Using a pair of scissors seems simple? What if you had to think about what each finger is doing? Going to the supermarket or mowing the lawn hasn’t taken up any brain space for the best part of the last two decades? What if you had multiple brains like an octopus, and each one had control over a separate limb?
Historically, games tend to abstract the basic actions (walking, buying, picking up stuff) into simple inputs, and put the mechanical focus on what’s exciting: shooting, fighting, driving, the things we watch on TV but don’t do often. By not abstracting the mechanics of ordinary activities and giving them as much depth as the more thrilling actions, qwop-likes make any chore a blast to play.
In Heavenly Bodies, released late last year for Windows and PlayStation consoles, the ordinary activity is being an astronaut during the space race. I know, I know, we’ve come full circle.
But whereas a traditional game would skip past the… bodily layer and go straight to the ship’s controls — the driving, the shooting, and whatnot — Heavenly Bodies explores the nitty-gritty of a day in space. Answering radio calls, attaching tubes, driving screws, fixing antennas, and a lot, a whole lot of reading the instructions, are all part of the gameplay here.

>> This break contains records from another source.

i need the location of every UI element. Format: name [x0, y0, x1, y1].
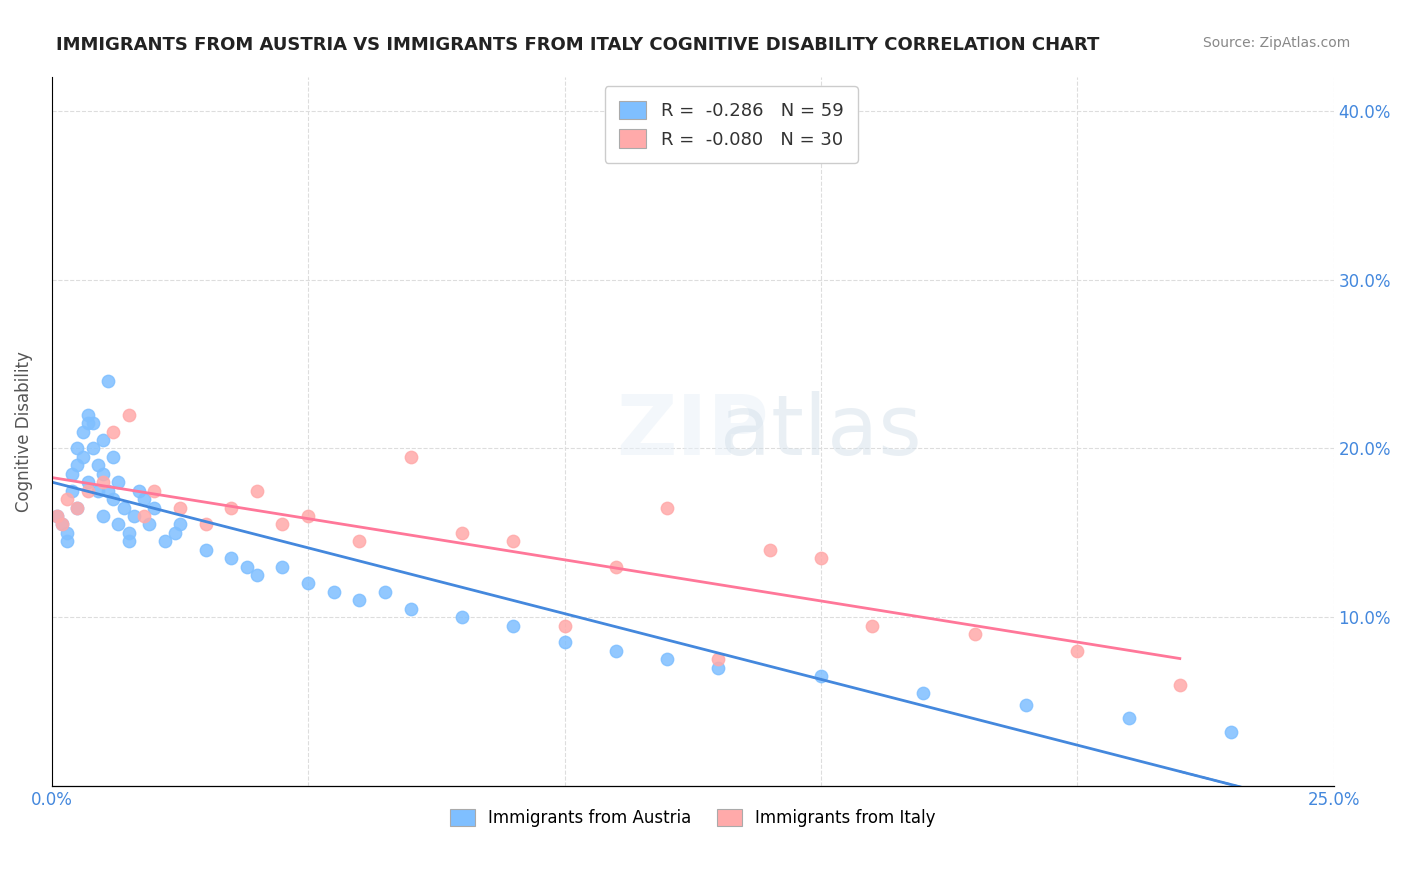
Point [143, 483, 166, 498]
Point [72, 450, 94, 464]
Point [118, 525, 141, 540]
Point [103, 450, 125, 464]
Point [297, 576, 319, 591]
Point [322, 584, 344, 599]
Point [349, 593, 371, 607]
Text: Source: ZipAtlas.com: Source: ZipAtlas.com [1202, 36, 1350, 50]
Point [138, 517, 160, 532]
Point [118, 408, 141, 422]
Point [219, 500, 242, 515]
Point [1066, 644, 1088, 658]
Point [963, 627, 986, 641]
Point [163, 525, 186, 540]
Point [297, 508, 319, 523]
Text: IMMIGRANTS FROM AUSTRIA VS IMMIGRANTS FROM ITALY COGNITIVE DISABILITY CORRELATIO: IMMIGRANTS FROM AUSTRIA VS IMMIGRANTS FR… [56, 36, 1099, 54]
Point [60, 483, 83, 498]
Point [91, 433, 114, 447]
Point [76, 408, 98, 422]
Point [553, 618, 575, 632]
Point [605, 559, 627, 574]
Point [399, 601, 422, 615]
Point [107, 517, 129, 532]
Point [246, 483, 269, 498]
Point [451, 525, 474, 540]
Point [605, 644, 627, 658]
Point [132, 508, 155, 523]
Text: atlas: atlas [720, 391, 922, 472]
Point [91, 475, 114, 490]
Point [655, 652, 678, 666]
Point [103, 492, 125, 507]
Point [112, 500, 135, 515]
Point [1015, 698, 1038, 712]
Point [66, 500, 89, 515]
Point [76, 416, 98, 430]
Point [87, 458, 110, 473]
Point [45, 508, 67, 523]
Point [128, 483, 150, 498]
Point [246, 568, 269, 582]
Point [758, 542, 780, 557]
Legend: Immigrants from Austria, Immigrants from Italy: Immigrants from Austria, Immigrants from… [443, 803, 942, 834]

I admit I haven’t ever been to space, but I expect it to be a scary, high-risk environment in which you have to know what you’re doing. Much like assembling a wardrobe. That's where a good manual comes in.
Heavenly Bodies perfectly complements the qwop-ness of being a repairman in zero gravity with the tried and true custom of following an instruction manual to figure something out. A dynamic that, for its part, has also been gaining some attention in the past years, with games like Keep Talking and Nobody Explodes, Operation Tango, Exapunks, and the super-smart, yet divisive Zelda-like Tunic coming most recently.
The end result is nothing short of great. Going in, I expected the focus to be on the humor, physics, and the difficulty of doing even simple things due to the lack of abstraction. That’s all there, but the Operations Manual was what surprised me the most.
The game is split into eight chapters, each one presenting a mission: erecting a giant antenna, unpacking and controlling an exoskeleton in order to mine asteroids, putting a greenhouse to work, etc. For each of them, you have to follow a set of increasingly complicated steps so that everything is assembled just right, all while fighting to stay within reach of your ship and not end up spinning in the void.
All necessary steps are illustrated in detailed, scientific-looking diagrams. But not knowing how the parts work beforehand turns every task into a process of exploration, discovery, and interpretation, as if you were an archeologist turning a set of unintelligible symbols into something you can make sense of. Which I know may sound boring, but is executed to perfection and ends up making for a hell of a puzzle.
Heavenly Bodies acknowledges that there’s a special kind of pleasure that stems from following instructions. Think LEGO, model kits, or even typing a code into a computer and making a box move — they’re fun activities even with a low level of challenge. For those who have lived through the 80s and 90s, there’s a whole culture of searching for essential information in a game’s manual, sometimes even in a foreign language, that is all but lost.
I understand this is a hard sell, as manuals have yet to regain their place as a deserving game mechanic outside the lens of nostalgia. But even though it makes only a timid appearance in the trailer for Heavenly Bodies and is completely left out of the game’s presskit, I feel like the Operations Manual is the subdued, monochromatic star of the show.
In my five or so hours with the game, I haven’t touched the local 2-player mode and haven’t cared for the hidden collectibles and extra challenges that increase the longevity of each level. Still, I can’t recommend Heavenly Bodies enough, even for its base experience alone.
Yes, I had my share of anger when trying to reach a wrench or lever a couple of inches away, waving my arms in the vacuum, watching as my safety cable got sucked out of a hatch — but I feel like the quiet, cerebral dynamic of looking at the manual, piecing ideas together and eventually having a eureka moment more than made up for it.
As I'm sure every experienced astronaut would tell you: come for the physics, stay for the logic.